La administración Trump me tiene en el punto de mira como parte de una estrategia más amplia para reprimir la disidencia. Los titulares de visados, los titulares de tarjetas verdes y los ciudadanos por igual serán blanco de sus creencias políticas.
Siempre he creído que mi deber no es solo liberarme a mí mismo del opresor, sino también liberar a mis opresores de su odio y miedo. Mi injusta detención es indicativa del racismo antipalestino que tanto la administración Biden como la Trump han demostrado durante los últimos dieciséis meses, mientras Estados Unidos ha seguido suministrando armas a Israel para matar palestinos y ha impedido la intervención internacional. Durante décadas, el racismo antipalestino ha impulsado los esfuerzos para ampliar las leyes y prácticas estadounidenses que se utilizan para reprimir violentamente a los palestinos, los árabes estadounidenses y otras comunidades. Precisamente por eso me están atacando.
Mientras espero las decisiones legales que ponen en juego el futuro de mi esposa y mi hijo, los que permitieron que me atacaran siguen cómodamente en la Universidad de Columbia. Los presidentes [Minouche] Shafik, [Katrina] Armstrong y el decano [Keren] Yarhi-Milo sentaron las bases para que el gobierno de EE. UU. me atacara disciplinando arbitrariamente a estudiantes pro palestinos y permitiendo que las campañas virales de doxing, basadas en el racismo y la desinformación, quedaran sin control.
Columbia me atacó por mi activismo, creando una nueva oficina disciplinaria autoritaria para eludir el debido proceso y silenciar a los estudiantes que critican a Israel. Columbia cedió a la presión federal al revelar los expedientes de los estudiantes al Congreso y ceder a las últimas amenazas de la administración Trump. Mi arresto, la expulsión o suspensión de al menos veintidós estudiantes de Columbia —a algunos se les retiró su licenciatura apenas unas semanas antes de la graduación— y la expulsión del presidente de SWC [Student Workers of Columbia] Grant Miner en vísperas de las negociaciones del contrato, son ejemplos claros.
En todo caso, mi detención es un testimonio de la fuerza del movimiento estudiantil para cambiar la opinión pública hacia la liberación de Palestina. Los estudiantes han estado durante mucho tiempo a la vanguardia del cambio: liderando la carga contra la guerra de Vietnam, en primera línea del movimiento por los derechos civiles e impulsando la lucha contra el apartheid en Sudáfrica. Hoy también, aunque el público aún no lo haya comprendido del todo, son los estudiantes quienes nos guían hacia la verdad y la justicia.
La administración Trump me tiene en el punto de mira como parte de una estrategia más amplia para reprimir la disidencia. Tanto los titulares de visados como los titulares de tarjetas verdes y los ciudadanos serán blanco por sus creencias políticas.

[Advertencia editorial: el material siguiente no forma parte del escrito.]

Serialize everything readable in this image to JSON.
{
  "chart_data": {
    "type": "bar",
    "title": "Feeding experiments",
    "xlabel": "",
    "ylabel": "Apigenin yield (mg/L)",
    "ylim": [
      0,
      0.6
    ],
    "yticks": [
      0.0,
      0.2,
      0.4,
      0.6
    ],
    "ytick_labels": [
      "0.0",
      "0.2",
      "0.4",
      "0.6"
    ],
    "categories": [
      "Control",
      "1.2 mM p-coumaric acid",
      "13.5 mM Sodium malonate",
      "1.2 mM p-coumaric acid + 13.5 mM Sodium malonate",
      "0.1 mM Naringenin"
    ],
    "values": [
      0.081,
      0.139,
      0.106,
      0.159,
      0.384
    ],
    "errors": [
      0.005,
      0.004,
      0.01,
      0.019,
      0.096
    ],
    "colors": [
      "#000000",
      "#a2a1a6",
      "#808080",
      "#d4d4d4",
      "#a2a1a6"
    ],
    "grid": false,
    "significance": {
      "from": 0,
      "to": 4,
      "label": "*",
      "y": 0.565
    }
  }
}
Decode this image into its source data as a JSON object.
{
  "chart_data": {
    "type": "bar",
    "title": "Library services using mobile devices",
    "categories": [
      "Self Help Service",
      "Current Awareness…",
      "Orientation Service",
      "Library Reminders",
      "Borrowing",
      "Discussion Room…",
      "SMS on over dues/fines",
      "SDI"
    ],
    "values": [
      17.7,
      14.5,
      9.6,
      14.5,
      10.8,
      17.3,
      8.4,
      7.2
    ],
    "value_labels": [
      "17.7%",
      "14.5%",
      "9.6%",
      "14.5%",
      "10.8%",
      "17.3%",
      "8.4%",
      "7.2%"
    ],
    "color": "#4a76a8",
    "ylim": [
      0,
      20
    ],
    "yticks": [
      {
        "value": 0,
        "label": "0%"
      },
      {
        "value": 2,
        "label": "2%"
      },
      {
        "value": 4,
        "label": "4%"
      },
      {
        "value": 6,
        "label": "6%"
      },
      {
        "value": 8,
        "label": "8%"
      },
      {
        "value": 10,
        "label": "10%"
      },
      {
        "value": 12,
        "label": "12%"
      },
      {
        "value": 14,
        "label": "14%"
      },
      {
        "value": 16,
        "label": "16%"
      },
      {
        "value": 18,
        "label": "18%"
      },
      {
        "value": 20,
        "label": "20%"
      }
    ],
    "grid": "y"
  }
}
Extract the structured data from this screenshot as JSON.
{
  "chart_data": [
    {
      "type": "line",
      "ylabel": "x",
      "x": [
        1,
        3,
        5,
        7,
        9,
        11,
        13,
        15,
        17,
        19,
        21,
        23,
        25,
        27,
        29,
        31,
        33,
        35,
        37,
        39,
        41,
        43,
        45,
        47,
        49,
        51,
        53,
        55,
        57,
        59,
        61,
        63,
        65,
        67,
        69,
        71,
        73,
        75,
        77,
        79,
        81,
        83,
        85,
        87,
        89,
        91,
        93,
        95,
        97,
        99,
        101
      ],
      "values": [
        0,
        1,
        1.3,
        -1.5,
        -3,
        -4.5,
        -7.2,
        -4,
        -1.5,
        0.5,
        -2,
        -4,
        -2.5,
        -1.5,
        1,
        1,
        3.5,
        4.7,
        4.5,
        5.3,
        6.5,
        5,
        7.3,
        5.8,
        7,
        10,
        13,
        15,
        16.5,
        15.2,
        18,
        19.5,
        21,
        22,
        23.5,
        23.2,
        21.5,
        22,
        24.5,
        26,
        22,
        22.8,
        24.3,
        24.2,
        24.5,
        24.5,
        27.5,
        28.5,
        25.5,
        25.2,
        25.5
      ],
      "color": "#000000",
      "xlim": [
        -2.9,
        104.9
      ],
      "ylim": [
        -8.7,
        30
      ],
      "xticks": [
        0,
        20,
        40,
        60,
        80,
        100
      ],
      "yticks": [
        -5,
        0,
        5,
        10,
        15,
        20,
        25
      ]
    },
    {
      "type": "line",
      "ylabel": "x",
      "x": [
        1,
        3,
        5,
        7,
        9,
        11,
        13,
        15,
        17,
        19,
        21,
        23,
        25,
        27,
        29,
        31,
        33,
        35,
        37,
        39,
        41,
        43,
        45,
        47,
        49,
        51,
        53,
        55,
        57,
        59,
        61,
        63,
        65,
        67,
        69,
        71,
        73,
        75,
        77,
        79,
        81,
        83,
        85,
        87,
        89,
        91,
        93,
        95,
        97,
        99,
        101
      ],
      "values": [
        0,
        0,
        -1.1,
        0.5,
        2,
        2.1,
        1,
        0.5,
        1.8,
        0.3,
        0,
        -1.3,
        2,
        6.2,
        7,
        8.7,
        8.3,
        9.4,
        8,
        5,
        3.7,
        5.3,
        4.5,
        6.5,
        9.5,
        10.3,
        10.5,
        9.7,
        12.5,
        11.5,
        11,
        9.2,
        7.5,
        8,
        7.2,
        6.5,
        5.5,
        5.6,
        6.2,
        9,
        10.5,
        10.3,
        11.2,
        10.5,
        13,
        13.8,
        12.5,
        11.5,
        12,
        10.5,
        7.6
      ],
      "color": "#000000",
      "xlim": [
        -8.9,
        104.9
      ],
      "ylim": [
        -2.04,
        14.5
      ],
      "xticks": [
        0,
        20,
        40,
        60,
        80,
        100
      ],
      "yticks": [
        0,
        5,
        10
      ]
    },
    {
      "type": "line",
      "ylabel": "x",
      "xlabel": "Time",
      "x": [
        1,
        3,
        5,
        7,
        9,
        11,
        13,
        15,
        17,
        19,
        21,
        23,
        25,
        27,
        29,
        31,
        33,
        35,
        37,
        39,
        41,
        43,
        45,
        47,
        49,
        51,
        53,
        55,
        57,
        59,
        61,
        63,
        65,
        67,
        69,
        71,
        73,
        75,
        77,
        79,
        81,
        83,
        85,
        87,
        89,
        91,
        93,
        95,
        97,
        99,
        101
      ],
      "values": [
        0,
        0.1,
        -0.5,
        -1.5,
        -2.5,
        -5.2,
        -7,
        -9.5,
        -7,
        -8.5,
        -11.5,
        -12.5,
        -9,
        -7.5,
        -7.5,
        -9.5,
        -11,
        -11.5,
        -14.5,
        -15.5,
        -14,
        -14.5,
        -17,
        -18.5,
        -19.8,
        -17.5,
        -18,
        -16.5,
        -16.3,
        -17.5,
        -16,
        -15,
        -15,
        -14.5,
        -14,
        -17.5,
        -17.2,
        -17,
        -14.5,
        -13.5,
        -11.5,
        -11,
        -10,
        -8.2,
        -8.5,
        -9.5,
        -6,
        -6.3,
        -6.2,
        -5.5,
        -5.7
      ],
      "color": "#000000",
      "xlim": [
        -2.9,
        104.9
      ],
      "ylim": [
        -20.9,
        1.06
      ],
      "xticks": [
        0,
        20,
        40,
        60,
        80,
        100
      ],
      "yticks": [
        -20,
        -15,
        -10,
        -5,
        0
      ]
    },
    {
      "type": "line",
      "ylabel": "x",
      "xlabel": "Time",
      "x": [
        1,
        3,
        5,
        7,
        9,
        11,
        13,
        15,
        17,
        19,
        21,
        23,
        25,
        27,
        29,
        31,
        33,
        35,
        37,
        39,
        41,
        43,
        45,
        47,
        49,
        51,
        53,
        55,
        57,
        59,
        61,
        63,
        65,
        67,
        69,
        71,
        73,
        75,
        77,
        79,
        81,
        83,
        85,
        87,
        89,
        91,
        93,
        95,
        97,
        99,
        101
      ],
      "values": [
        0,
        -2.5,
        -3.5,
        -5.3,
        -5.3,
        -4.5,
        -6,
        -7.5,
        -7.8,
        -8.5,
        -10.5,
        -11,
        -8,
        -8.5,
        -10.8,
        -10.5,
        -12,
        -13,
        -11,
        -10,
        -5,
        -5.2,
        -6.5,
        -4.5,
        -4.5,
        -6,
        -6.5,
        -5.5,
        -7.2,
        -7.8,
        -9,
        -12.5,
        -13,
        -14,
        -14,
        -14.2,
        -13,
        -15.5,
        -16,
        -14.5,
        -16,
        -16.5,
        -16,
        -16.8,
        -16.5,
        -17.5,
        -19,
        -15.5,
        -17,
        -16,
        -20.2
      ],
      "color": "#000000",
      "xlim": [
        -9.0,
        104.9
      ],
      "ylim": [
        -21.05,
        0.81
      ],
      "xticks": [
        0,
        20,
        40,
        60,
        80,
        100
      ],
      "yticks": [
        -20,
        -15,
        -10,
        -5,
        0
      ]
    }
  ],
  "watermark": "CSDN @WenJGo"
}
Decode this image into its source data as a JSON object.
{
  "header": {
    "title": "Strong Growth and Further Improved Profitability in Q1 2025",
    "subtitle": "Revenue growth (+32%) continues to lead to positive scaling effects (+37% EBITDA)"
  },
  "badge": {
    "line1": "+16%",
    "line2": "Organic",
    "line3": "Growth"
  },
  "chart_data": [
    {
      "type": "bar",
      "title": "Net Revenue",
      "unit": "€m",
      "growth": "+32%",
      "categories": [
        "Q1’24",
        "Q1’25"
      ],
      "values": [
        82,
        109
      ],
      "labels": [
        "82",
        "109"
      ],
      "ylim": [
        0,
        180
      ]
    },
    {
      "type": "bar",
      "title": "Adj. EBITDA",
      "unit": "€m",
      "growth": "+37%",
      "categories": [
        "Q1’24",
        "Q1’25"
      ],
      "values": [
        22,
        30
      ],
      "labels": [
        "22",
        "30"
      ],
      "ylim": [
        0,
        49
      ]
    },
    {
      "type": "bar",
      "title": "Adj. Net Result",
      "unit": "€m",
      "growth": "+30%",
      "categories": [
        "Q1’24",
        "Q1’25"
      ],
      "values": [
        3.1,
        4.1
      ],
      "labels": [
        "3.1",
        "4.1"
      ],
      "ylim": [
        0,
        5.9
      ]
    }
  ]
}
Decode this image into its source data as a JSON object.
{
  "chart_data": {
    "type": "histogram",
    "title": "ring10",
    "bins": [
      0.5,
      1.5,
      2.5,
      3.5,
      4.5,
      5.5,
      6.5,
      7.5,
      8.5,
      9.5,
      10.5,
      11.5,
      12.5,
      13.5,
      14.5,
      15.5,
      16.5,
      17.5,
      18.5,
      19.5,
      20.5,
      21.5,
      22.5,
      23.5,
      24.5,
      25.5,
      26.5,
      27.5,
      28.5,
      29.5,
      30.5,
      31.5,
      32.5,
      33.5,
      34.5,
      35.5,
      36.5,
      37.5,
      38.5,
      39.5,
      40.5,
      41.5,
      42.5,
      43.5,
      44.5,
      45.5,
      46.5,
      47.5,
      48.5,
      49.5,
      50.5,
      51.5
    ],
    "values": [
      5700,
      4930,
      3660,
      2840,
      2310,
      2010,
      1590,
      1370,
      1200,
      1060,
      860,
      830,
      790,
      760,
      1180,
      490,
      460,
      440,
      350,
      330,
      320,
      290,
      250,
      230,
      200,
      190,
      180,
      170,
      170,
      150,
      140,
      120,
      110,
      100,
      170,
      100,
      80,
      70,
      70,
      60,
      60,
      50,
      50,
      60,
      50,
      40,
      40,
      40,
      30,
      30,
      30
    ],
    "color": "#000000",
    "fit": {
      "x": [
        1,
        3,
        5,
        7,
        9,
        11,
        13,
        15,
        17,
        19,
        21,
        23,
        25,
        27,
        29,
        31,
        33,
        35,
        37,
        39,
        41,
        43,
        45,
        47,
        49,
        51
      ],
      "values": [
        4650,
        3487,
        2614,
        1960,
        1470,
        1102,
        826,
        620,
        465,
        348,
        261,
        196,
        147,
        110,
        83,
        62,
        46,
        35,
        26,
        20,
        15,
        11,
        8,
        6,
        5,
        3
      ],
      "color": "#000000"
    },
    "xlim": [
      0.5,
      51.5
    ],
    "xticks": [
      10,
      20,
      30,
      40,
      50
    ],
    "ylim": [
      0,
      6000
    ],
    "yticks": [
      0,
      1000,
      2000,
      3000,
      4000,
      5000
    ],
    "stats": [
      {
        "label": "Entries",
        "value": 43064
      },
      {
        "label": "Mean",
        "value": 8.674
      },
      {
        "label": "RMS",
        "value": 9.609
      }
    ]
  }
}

En las próximas semanas, los estudiantes, los defensores y los funcionarios electos deben unirse para defender el derecho a protestar por Palestina. No solo están en juego nuestras voces, sino las libertades civiles fundamentales de todos.
A sabiendas de que este momento trasciende mis circunstancias individuales, espero, no obstante, ser libre para presenciar el nacimiento de mi primogénito.